The US budget deficit is likely to fall by US$60 billion this year due to strong revenue gains, the Congressional Budget Office (CBO) said on Tuesday, enabling the government to stave off default without a debt limit hike perhaps through early December.
The CBO said it now estimates a US$426 billion deficit for this fiscal year, down from its US$486 billion forecast made in March. It also forecast a fiscal year deficit of US$414 billion next year, a reduction of US$41 billion from the previous estimate.
The new forecast would bring the deficit to its lowest dollar amount since 2007 and as a 2.4 percent share of US economic output, it would be below the 50-year average.
The deficit peaked at US$1.4 trillion in 2009 and shrank to US$485 billion last year.

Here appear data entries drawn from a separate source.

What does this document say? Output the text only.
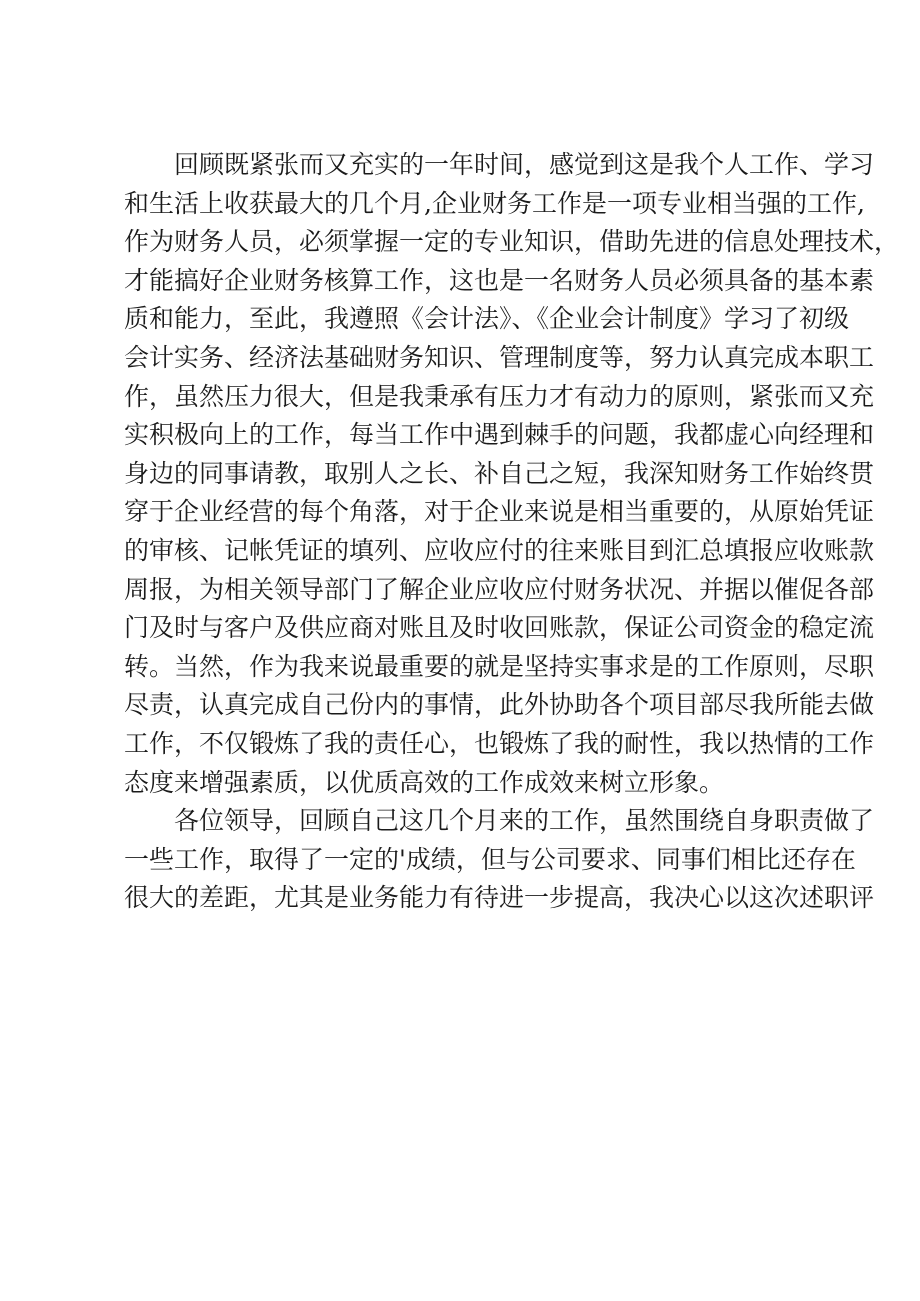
回顾既紧张而又充实的一年时间，感觉到这是我个人工作、学习
和生活上收获最大的几个月,企业财务工作是一项专业相当强的工作,
作为财务人员，必须掌握一定的专业知识，借助先进的信息处理技术，
才能搞好企业财务核算工作，这也是一名财务人员必须具备的基本素
质和能力，至此，我遵照《会计法》、《企业会计制度》学习了初级
会计实务、经济法基础财务知识、管理制度等，努力认真完成本职工
作，虽然压力很大，但是我秉承有压力才有动力的原则，紧张而又充
实积极向上的工作，每当工作中遇到棘手的问题，我都虚心向经理和
身边的同事请教，取别人之长、补自己之短，我深知财务工作始终贯
穿于企业经营的每个角落，对于企业来说是相当重要的，从原始凭证
的审核、记帐凭证的填列、应收应付的往来账目到汇总填报应收账款
周报，为相关领导部门了解企业应收应付财务状况、并据以催促各部
门及时与客户及供应商对账且及时收回账款，保证公司资金的稳定流
转。当然，作为我来说最重要的就是坚持实事求是的工作原则，尽职
尽责，认真完成自己份内的事情，此外协助各个项目部尽我所能去做
工作，不仅锻炼了我的责任心，也锻炼了我的耐性，我以热情的工作
态度来增强素质，以优质高效的工作成效来树立形象。
各位领导，回顾自己这几个月来的工作，虽然围绕自身职责做了
一些工作，取得了一定的'成绩，但与公司要求、同事们相比还存在
很大的差距，尤其是业务能力有待进一步提高，我决心以这次述职评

The waning deficit may temper some demands in the US Congress for deeper spending cuts or weaken resistance to lifting the “sequester” spending caps on discretionary programs as lawmakers negotiate new spending legislation for the next fiscal year, which starts on Oct. 1.
However, Senate Budget Committee Chairman Mike Enzi, a Republican, warned against budget complacency.
“I would caution those who would use this report as an opportunity to take these short-term savings and push for more spending. If our nation is serious about balancing our budget and reducing America’s debt, real, substantive budget reforms and savings will have to be on the table during any spending negotiations,” he said in a statement.
The stronger-than-forecast tax collections mean that the US Treasury’s extraordinary cash management measures, employed since a debt limit extension expired in March, can stave off a federal default on payment obligations a bit longer.
The CBO previously said that the Treasury would likely exhaust all remaining borrowing capacity in October or November. In its latest guidance, it said that deadline is now likely to come between mid-November and early December due to the additional revenues.
However, the brighter near-term picture does not change the CBO’s longstanding view that the still-growing federal debt is unsustainable.
The CBO forecast that public debt would grow from about 74 percent of GDP now to about 77 percent in 2025.
“If this debt continues to grow, it handcuffs the government if we go into another recession,” CBO Director Keith Hall said, noting that in 2007, before the financial crisis hit, the US debt-to-GDP ratio was about 38 percent.
“Starting at 74 percent would be a difficult thing to deal with in another downturn,” he said.